A line is a series of connected points existing in only one dimension, and that is more or less how we build our lives. We segment our days into parcels, points if you will, organized by our calendars. We move from one scheduled activity to the next, often with very little time for reflection or unstructured being. Our conviction that time is linear, unidirectional, and unceasing causes us to move through the world in a straight line, forward-focused, and goal-oriented with our eyes on the prize. We become the line that connects the points, pushing ourselves to jump from one thing to another, and exhausting ourselves.
As events and travel and meetings have dropped out, leaving big empty spaces in your schedule, have you also felt it? That time isn’t what we thought it was? My mind keeps drifting back, to my own ancestors many generations ago, and all the indigenous peoples who tended our great green Earth since humanity was a thing. They lived in a circular way, intimate with the turning of the seasons, the waxing and waning of the moon. If you take a tiny segment of a circle, it looks like a line. But these wise ones backed way up, took in the whole view, and understood the cyclical nature of time. A drought and subsequent famine, although dire, may not have necessarily pointed a straight line to unavoidable disaster or end of times. It may have been understood as a dip in a cycle comprised of dozens, perhaps hundreds of years.
Some of this cyclical understanding of time has survived, preserved in our manners of speech. We talk about rhythm, and ebb and flow. These terms depict a moving expression that changes direction, that is fluid and undulating. But we so rarely live that way, largely because our linear schedules are the containers for our lived experiences. Now that my schedule has become less like a drum and bass track and more like an ambient Enya song, that liminal, timeless space has felt more available. Whole swaths of my life are reappearing in my awareness as if they were yesterday, with detailed access to my actual lived experience at those times. Relationships with loved ones are feeling less like a series of disparate conversations, and more like living, breathing life forms that stretch forward and backwards in time. I’ve had many moments of “forgetting” where I am in time (“What day is it again?”), and in those moments the falsity and utter made-upness of our calendar is palpable.

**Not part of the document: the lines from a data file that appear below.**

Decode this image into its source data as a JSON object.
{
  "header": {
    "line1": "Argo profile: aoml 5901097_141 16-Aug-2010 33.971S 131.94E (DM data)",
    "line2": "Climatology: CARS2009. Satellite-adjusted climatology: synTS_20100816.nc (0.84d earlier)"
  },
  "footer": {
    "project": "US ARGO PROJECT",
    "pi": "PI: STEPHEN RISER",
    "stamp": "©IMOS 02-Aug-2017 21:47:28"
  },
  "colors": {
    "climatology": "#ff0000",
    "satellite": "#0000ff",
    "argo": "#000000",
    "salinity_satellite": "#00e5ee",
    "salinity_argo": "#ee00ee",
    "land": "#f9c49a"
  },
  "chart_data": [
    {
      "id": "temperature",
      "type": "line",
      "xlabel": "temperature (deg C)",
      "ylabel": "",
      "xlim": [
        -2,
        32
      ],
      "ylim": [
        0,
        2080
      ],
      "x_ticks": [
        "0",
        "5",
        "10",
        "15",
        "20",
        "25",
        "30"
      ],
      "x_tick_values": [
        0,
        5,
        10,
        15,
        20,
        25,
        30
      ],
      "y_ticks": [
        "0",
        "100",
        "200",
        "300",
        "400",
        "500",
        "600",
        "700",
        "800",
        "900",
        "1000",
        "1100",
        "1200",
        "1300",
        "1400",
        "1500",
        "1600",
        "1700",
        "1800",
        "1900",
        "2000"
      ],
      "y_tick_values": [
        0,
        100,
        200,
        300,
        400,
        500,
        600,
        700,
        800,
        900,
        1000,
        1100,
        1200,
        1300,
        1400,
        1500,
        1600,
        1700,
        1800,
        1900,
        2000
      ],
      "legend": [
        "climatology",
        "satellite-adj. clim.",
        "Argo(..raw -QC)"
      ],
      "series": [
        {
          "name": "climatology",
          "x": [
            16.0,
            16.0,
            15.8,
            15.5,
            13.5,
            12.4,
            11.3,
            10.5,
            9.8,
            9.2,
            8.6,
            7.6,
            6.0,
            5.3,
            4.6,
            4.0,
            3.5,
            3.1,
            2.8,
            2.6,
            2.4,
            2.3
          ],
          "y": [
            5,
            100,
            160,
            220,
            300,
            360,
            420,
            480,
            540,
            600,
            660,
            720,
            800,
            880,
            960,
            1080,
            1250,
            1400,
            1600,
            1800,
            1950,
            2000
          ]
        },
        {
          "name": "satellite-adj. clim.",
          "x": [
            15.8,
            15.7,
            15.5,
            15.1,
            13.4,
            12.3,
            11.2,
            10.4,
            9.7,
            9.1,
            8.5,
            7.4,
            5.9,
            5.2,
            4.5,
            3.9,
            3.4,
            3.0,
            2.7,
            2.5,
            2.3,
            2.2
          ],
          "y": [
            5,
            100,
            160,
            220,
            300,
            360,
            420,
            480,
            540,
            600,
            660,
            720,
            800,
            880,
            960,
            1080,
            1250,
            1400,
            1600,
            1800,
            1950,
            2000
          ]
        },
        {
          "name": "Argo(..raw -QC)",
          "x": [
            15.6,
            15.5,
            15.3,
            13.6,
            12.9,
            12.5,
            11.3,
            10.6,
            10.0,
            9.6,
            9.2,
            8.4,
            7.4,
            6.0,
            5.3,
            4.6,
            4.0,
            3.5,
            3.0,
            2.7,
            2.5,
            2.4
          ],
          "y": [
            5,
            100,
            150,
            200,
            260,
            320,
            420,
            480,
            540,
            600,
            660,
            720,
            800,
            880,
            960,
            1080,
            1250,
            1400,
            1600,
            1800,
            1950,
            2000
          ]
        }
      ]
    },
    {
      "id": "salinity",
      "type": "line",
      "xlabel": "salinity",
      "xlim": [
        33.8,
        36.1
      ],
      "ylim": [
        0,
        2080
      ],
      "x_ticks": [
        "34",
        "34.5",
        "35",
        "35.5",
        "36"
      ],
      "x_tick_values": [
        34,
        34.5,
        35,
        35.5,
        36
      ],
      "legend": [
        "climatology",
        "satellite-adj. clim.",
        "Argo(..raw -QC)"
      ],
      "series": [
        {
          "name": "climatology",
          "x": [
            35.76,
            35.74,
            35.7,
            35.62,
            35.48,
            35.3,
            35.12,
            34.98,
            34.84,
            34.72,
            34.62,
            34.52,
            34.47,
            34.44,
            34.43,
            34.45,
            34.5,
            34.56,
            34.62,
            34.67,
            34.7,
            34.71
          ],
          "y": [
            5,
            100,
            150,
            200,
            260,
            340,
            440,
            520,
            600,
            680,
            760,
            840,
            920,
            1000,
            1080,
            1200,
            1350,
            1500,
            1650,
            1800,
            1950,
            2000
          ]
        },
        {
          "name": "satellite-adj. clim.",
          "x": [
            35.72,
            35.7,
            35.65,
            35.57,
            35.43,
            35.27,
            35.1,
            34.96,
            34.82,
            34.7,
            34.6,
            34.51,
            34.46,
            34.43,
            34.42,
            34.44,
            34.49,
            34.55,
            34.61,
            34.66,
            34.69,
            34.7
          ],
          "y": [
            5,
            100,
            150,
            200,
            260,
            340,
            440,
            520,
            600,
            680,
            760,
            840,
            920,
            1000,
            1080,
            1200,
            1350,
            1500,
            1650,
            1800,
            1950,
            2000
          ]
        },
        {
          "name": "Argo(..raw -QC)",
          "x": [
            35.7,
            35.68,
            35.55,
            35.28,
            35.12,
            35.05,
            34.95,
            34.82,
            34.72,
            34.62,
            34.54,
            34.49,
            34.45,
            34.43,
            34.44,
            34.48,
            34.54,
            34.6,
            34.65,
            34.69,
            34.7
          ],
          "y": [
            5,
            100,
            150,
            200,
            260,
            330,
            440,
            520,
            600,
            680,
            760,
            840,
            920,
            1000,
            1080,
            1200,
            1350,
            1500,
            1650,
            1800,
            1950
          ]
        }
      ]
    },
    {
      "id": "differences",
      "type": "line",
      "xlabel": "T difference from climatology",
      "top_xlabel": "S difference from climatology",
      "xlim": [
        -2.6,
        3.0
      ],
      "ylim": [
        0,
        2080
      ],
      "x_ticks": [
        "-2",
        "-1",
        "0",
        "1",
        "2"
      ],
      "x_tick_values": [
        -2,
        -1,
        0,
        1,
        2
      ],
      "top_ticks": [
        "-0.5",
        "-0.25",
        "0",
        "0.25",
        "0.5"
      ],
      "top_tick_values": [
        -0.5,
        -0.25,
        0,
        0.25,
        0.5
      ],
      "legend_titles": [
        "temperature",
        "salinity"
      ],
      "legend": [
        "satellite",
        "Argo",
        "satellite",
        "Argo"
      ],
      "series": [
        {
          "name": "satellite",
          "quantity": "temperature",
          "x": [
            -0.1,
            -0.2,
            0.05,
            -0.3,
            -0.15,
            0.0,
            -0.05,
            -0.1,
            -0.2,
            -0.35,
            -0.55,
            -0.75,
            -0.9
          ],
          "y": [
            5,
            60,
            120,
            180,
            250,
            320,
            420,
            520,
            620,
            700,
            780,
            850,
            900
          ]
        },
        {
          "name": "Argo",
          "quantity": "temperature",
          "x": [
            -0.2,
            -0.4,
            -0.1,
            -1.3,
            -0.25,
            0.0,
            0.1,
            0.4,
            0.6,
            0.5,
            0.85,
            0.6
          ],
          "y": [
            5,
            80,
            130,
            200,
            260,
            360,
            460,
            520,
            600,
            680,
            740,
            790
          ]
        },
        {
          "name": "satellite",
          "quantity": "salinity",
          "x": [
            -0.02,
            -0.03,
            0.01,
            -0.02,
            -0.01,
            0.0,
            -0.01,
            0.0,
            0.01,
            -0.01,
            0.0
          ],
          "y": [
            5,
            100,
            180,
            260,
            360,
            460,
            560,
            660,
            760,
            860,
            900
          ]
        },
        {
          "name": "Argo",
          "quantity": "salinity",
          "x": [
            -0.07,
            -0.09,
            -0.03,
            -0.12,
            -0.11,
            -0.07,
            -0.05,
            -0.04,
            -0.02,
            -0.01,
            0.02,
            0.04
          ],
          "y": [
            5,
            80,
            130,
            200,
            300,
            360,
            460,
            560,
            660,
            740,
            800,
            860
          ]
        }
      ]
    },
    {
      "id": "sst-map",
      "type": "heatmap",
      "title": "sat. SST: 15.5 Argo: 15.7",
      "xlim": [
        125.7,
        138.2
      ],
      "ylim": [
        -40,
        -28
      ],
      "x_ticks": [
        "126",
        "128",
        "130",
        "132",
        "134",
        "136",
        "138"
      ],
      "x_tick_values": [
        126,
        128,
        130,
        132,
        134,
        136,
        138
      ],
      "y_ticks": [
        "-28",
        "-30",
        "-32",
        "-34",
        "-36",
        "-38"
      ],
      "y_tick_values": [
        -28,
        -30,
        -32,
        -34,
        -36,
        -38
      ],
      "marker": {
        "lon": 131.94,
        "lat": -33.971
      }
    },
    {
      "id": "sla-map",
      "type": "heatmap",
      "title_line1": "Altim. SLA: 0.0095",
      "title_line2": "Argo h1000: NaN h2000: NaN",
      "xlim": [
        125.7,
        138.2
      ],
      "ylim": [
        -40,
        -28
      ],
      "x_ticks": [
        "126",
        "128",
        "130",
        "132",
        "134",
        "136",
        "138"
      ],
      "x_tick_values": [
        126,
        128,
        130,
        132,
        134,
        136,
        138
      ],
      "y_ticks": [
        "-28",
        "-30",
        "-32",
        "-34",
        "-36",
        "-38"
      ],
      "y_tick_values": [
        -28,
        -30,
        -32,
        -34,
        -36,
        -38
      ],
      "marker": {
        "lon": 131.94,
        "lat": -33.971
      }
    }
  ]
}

I’m surprised by how a relatively brief break in routine can reveal the malleability of time. In a way it is comforting to know that this grand edifice we as humans have created to fend off the expansiveness of Reality begins to go transparent after just a month of withdrawing participation. I wonder what the future would look like if we embraced the omnidirectionality of time, if we looked to indigenous time keepers and our own, encumbered experience instead of the digital clock face on our phones. I have a feeling it would be wilder, freer, and way more fun.